I am new to Active MQ. I was wondering is the following is possible in Active MQ (or Apollo).

Essentially, I have a process that will generate messages to enable or disable a particular site. When the message (enable/disable) is sent to ActiveMQ, there could be multiple consumers of that message depending on the routing key of the message. For example, if the message is to enable site A, the routing key would be site.A.enable. And site A who is monitoring their siteA queue would get this message as well as a system wide processor who monitors all enable/disable messages.

Now, I think this is doable in Active MQ using topics. SiteA would subscribe to all topics of site.A.* and the system process would subscribe to all topics of site.*.enable and site.*.disable. Is that the best way to do that in ActiveMQ?

I also want to make sure siteA cannot subscribe to site.B.* or site.C.* topics. They can only receive messages from site.A.*. And the system process can access all site.*.* topics. I also think this can be done via the security plugs. I would just update the config file and specify the read/write/admin access for each site topic and connect that to a user/pass or ldap that would identify what site is connecting. Is that correct? Will that work if the sites are external?

I want to be able to add new sites with minimal configuration/setup. When siteX comes on line, the publisher code will just publish messages just like all the other ones, except it will be to the topic site.X.* which will get created dynamically when the first message is publish.
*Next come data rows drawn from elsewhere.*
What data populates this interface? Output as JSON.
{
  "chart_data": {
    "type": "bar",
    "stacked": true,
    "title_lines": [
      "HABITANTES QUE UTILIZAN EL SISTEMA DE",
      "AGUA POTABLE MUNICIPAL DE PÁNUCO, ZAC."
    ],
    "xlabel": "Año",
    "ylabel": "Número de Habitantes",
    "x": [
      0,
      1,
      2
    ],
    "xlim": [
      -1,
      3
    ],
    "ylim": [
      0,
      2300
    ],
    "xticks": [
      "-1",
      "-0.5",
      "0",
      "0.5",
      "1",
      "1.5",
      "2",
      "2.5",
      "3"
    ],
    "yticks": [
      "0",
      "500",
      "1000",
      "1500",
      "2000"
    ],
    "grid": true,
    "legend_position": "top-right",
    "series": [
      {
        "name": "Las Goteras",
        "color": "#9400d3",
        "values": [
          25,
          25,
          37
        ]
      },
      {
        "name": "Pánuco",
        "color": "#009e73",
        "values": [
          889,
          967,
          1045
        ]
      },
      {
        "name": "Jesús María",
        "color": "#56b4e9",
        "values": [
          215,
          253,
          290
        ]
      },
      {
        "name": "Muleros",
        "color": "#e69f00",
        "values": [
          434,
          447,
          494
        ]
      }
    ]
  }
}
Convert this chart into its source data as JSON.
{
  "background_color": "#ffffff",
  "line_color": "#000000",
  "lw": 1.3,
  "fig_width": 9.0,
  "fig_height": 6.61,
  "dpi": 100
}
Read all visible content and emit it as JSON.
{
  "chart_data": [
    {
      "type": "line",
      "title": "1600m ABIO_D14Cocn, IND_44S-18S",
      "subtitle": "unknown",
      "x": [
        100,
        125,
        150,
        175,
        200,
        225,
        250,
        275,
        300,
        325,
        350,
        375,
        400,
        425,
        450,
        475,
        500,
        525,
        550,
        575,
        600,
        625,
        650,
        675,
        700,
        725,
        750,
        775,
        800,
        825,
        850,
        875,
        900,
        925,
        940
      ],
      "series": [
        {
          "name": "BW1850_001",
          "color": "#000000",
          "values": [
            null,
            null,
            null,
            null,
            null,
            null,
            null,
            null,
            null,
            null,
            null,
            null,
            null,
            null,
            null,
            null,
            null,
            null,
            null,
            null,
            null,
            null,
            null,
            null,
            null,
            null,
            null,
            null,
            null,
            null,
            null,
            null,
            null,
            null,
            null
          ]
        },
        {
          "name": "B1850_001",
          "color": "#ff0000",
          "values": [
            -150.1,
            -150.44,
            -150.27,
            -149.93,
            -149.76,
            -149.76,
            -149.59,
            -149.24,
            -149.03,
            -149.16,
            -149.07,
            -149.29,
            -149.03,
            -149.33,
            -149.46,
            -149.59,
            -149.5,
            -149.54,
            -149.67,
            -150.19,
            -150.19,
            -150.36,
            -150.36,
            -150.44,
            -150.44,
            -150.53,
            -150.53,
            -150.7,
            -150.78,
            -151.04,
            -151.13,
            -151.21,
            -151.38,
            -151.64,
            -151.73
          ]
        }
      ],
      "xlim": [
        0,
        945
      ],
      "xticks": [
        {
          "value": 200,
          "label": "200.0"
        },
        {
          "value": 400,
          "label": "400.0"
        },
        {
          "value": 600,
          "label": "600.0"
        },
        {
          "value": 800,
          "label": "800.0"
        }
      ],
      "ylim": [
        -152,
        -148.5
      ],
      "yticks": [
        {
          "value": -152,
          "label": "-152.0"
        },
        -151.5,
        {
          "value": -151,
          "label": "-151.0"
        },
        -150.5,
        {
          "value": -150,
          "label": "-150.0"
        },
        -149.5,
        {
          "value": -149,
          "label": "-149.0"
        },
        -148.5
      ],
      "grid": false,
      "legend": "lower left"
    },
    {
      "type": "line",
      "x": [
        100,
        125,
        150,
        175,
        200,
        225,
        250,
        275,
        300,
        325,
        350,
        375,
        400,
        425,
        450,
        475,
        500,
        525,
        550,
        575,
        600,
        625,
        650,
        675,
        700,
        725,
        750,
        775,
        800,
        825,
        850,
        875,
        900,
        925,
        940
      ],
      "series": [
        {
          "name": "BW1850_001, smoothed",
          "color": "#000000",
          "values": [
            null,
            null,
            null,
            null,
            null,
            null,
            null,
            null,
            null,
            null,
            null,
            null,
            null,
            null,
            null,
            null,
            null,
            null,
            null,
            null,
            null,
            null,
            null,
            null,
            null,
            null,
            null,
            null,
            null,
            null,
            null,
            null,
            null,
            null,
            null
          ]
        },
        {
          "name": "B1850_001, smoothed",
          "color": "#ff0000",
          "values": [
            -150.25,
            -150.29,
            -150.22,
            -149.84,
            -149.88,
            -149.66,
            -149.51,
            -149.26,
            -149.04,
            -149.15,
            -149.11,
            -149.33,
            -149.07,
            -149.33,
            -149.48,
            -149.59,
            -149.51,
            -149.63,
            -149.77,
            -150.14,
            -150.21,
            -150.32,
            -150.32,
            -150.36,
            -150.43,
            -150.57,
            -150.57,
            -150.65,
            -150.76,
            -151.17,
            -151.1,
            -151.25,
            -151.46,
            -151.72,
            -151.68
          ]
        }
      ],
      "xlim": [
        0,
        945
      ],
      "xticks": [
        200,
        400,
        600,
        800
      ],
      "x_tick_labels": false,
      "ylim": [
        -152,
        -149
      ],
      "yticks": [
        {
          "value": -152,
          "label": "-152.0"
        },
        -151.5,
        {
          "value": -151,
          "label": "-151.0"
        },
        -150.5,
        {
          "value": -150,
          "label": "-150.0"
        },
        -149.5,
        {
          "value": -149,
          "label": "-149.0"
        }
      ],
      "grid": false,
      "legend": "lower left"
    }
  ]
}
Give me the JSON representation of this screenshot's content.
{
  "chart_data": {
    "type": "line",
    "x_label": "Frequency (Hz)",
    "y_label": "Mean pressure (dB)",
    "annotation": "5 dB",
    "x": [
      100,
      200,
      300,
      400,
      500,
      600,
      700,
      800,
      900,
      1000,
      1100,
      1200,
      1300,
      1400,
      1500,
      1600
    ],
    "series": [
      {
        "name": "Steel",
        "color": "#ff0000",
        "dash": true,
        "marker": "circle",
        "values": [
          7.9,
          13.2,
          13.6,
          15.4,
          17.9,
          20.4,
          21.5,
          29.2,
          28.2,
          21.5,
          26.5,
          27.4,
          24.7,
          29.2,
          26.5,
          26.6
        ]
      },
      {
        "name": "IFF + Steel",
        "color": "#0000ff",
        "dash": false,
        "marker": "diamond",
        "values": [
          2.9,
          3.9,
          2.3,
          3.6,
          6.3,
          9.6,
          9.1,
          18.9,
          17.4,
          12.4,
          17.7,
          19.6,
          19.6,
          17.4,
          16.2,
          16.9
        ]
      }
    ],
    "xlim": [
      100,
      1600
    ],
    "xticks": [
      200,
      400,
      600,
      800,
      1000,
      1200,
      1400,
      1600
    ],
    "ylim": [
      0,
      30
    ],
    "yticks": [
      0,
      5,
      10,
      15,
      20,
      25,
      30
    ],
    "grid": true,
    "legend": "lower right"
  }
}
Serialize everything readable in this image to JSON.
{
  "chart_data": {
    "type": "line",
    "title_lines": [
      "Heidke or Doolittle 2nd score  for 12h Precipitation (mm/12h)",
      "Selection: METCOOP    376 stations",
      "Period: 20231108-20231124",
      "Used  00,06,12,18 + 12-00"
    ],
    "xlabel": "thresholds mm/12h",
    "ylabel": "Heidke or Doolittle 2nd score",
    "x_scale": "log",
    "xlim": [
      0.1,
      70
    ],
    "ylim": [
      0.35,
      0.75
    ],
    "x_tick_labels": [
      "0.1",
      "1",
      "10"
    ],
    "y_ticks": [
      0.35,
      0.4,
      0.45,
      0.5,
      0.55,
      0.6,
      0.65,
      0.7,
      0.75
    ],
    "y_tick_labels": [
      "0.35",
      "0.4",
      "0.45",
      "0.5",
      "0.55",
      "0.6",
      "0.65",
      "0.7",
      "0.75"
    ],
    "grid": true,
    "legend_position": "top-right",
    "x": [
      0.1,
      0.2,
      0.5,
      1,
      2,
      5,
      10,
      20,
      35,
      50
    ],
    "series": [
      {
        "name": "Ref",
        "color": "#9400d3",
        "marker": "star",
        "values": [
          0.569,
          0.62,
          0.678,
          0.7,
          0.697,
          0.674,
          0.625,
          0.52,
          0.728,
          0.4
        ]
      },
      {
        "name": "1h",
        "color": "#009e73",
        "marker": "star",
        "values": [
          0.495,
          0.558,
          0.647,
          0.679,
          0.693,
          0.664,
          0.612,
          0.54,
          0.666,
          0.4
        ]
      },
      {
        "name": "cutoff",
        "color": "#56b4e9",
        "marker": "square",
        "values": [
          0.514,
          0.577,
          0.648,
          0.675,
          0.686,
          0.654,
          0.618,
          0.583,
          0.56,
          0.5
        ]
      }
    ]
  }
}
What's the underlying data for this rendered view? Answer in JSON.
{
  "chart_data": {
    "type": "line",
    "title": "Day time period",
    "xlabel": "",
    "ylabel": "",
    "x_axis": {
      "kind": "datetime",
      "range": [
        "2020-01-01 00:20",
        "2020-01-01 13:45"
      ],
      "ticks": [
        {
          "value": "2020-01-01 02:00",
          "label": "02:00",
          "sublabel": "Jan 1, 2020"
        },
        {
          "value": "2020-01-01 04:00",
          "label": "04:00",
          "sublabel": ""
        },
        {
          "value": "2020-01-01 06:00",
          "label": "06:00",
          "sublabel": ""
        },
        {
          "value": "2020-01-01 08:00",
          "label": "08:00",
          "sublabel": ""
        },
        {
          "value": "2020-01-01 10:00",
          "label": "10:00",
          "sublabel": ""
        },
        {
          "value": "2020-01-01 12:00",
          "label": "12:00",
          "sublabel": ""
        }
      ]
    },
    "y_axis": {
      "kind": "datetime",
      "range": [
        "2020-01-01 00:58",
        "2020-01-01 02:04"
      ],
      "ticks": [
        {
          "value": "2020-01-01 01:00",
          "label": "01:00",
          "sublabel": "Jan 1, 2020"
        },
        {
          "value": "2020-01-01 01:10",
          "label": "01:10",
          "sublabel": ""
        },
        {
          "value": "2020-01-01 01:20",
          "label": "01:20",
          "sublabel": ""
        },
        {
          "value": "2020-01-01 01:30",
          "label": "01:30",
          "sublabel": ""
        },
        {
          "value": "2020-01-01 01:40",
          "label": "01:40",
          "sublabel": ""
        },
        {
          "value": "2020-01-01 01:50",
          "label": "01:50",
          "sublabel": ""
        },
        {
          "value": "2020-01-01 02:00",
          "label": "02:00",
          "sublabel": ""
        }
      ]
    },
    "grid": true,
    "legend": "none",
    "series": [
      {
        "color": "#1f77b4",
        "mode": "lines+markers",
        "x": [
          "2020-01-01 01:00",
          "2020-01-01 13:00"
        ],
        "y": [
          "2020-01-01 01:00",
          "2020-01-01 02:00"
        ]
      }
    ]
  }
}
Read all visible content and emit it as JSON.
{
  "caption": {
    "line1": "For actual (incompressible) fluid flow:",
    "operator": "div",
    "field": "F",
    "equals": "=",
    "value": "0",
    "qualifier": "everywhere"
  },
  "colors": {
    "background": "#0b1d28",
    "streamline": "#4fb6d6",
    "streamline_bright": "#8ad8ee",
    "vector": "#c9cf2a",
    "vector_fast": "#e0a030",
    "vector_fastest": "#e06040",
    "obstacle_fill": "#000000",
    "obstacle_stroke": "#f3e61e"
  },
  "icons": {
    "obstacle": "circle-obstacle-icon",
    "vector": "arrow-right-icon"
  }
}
And the consumers can start consuming from site.X dynamically too.

This is where my issue is. How can I add the security that site X can only access site.X topic "dynamically"? I think I would have to edit the config file and add the security stuff for the new site. And then I would have to stop/start the server to pick up the new settings. I might be able to edit the config on the server, but I don't think we can do a stop/start every time we add a new site.

Is there a better way to accomplish this?

Thanks!

Answer 1

What you have outlined is pretty sensible. You would need to create a new ActiveMQ user for each site and give them read write and admin permissions on site.<whatever> using the authorization plugin. If you are using the simple security plugins, where both the authentication and authorization details are in your activemq.xml, then you will need to restart ActiveMQ after each site addition.

If you want to do this automatically (can't really do this dynamically), then you would need to used the LDAP versions of the authentication and authorization plugins, and have a script that writes the appropriate credentials and permissions into LDAP when a site is installed. I am guessing you would probably already need some sort of a scripted step to add the credentials to the site in the first place, so this shouldn't be a big deal. I am pretty sure that ActiveMQ should pick up the changes without a restart, but I haven't tried this myself, so you would need to test this.